Rep. George Cleveland (R-Onslow), the lead author of the bill in the House of Representatives, presented the new plan to the committee, and has said his goal is to keep people from migrating illegally to the state.
The bill increases the number of employers required to use E-Verify, a federal database to determine a prospective employee’s immigration status, with the exemption of farm workers. The plan also bans the use of consular matriculation cards or locally-issued identification cards as a form of identification.
“People who need to use a consular matriculation are not in the country legally,” Cleveland told the committee.
Democratic Sen. Joel Ford (D-Mecklenburg) and Josh Stein (D-Wake) asked whether the proposal would increase the cost of running some businesses in North Carolina.
Primary Elections For President, U.S. Senate Would Be Held In March
Sen.
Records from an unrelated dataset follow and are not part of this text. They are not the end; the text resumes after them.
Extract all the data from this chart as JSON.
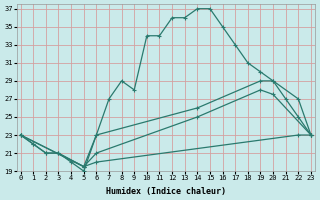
{
  "xlabel": "Humidex (Indice chaleur)",
  "bg_color": "#caeaea",
  "grid_color": "#d4a0a0",
  "line_color": "#2a7a6e",
  "xlim": [
    -0.3,
    23.3
  ],
  "ylim": [
    19,
    37.5
  ],
  "yticks": [
    19,
    21,
    23,
    25,
    27,
    29,
    31,
    33,
    35,
    37
  ],
  "xticks": [
    0,
    1,
    2,
    3,
    4,
    5,
    6,
    7,
    8,
    9,
    10,
    11,
    12,
    13,
    14,
    15,
    16,
    17,
    18,
    19,
    20,
    21,
    22,
    23
  ],
  "line1_x": [
    0,
    1,
    2,
    3,
    4,
    5,
    6,
    7,
    8,
    9,
    10,
    11,
    12,
    13,
    14,
    15,
    16,
    17,
    18,
    19,
    20,
    21,
    22,
    23
  ],
  "line1_y": [
    23,
    22,
    21,
    21,
    20,
    19,
    23,
    27,
    29,
    28,
    34,
    34,
    36,
    36,
    37,
    37,
    35,
    33,
    31,
    30,
    29,
    27,
    25,
    23
  ],
  "line2_x": [
    0,
    1,
    2,
    3,
    5,
    6,
    14,
    19,
    20,
    22,
    23
  ],
  "line2_y": [
    23,
    22,
    21,
    21,
    19.5,
    23,
    26,
    29,
    29,
    27,
    23
  ],
  "line3_x": [
    0,
    5,
    6,
    14,
    19,
    20,
    23
  ],
  "line3_y": [
    23,
    19.5,
    21,
    25,
    28,
    27.5,
    23
  ],
  "line4_x": [
    0,
    5,
    6,
    22,
    23
  ],
  "line4_y": [
    23,
    19.5,
    20,
    23,
    23
  ]
}
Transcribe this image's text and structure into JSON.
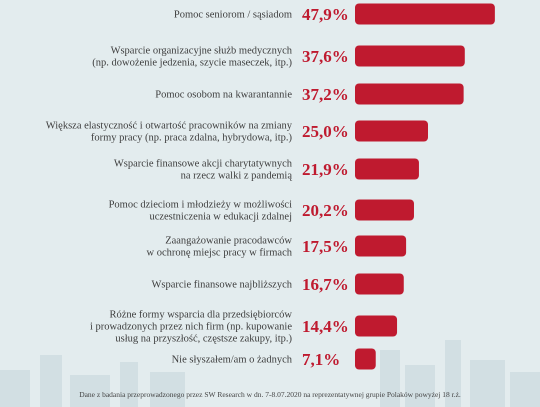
{
  "chart_data": {
    "type": "bar",
    "orientation": "horizontal",
    "color": "#bf1a2f",
    "categories": [
      [
        "Pomoc seniorom / sąsiadom"
      ],
      [
        "Wsparcie organizacyjne służb medycznych",
        "(np. dowożenie jedzenia, szycie maseczek, itp.)"
      ],
      [
        "Pomoc osobom na kwarantannie"
      ],
      [
        "Większa elastyczność i otwartość pracowników na zmiany",
        "formy pracy (np. praca zdalna, hybrydowa, itp.)"
      ],
      [
        "Wsparcie finansowe akcji charytatywnych",
        "na rzecz walki z pandemią"
      ],
      [
        "Pomoc dzieciom i młodzieży w możliwości",
        "uczestniczenia w edukacji zdalnej"
      ],
      [
        "Zaangażowanie pracodawców",
        "w ochronę miejsc pracy w firmach"
      ],
      [
        "Wsparcie finansowe najbliższych"
      ],
      [
        "Różne formy wsparcia dla przedsiębiorców",
        "i prowadzonych przez nich firm (np. kupowanie",
        "usług na przyszłość, częstsze zakupy, itp.)"
      ],
      [
        "Nie słyszałem/am o żadnych"
      ]
    ],
    "values": [
      47.9,
      37.6,
      37.2,
      25.0,
      21.9,
      20.2,
      17.5,
      16.7,
      14.4,
      7.1
    ],
    "value_labels": [
      "47,9%",
      "37,6%",
      "37,2%",
      "25,0%",
      "21,9%",
      "20,2%",
      "17,5%",
      "16,7%",
      "14,4%",
      "7,1%"
    ],
    "footnote": "Dane z badania przeprowadzonego przez SW Research w dn. 7-8.07.2020 na reprezentatywnej grupie Polaków powyżej 18 r.ż."
  }
}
Bob Rucho (R-Mecklenburg) presented to the rules committee what appears to be a compromise between the House and Senate to move the 2016 primary elections for president and statewide races to March 15 from May, saying the new date would make North Carolina voters more influential in electing a president.
State lawmakers had long sought to increase the state’s prominence in the presidential vetting process, but had disagreed on whether statewide elections should also be held two months earlier. Some argued the March date could discourage potential candidates from running for office, given its proximity.
Committee Chairman Sen. Tom Apodaca (R-Henderson) told the group that holding statewide and presidential primaries separately would cost the state up to $5 million dollars more than it would holding them the same date.
The new plan, which the House and Senate could send to the governor this week, would apply only to the 2016 primaries.
McCrory Signs Law To Privatize Medicaid
Gov. Pat McCrory signed the General Assembly’s long expected plan to overhaul North Carolina’s Medicaid system in a ceremony at his executive mansion on Tuesday. Flanked by a dozen lawmakers, McCrory said the new law -- which shifts care for most of the state’s 1.8 million Medicaid patients to 10 non-profits run by hospitals and doctors or three for-profits run by insurance companies -- would take at least four years to fully implement. State health officials will apply to the federal government, which pays for two thirds of the state’s $12 billion program, to get permission to revamp the system. “This is just the beginning,” McCrory said.
Happiest Bill Of The Day
Lawmakers would adjourn the 2015 legislative session next Tuesday, under a bill the Senate rules committee approved. The General Assembly has already approved the year’s two biggest pieces of legislation–the $21.7 billion budget and Medicaid reform–but could still postpone their adjournment date if they had unfinished business. “I would like to leave Tuesday or Wednesday at the latest,” Apodaca said.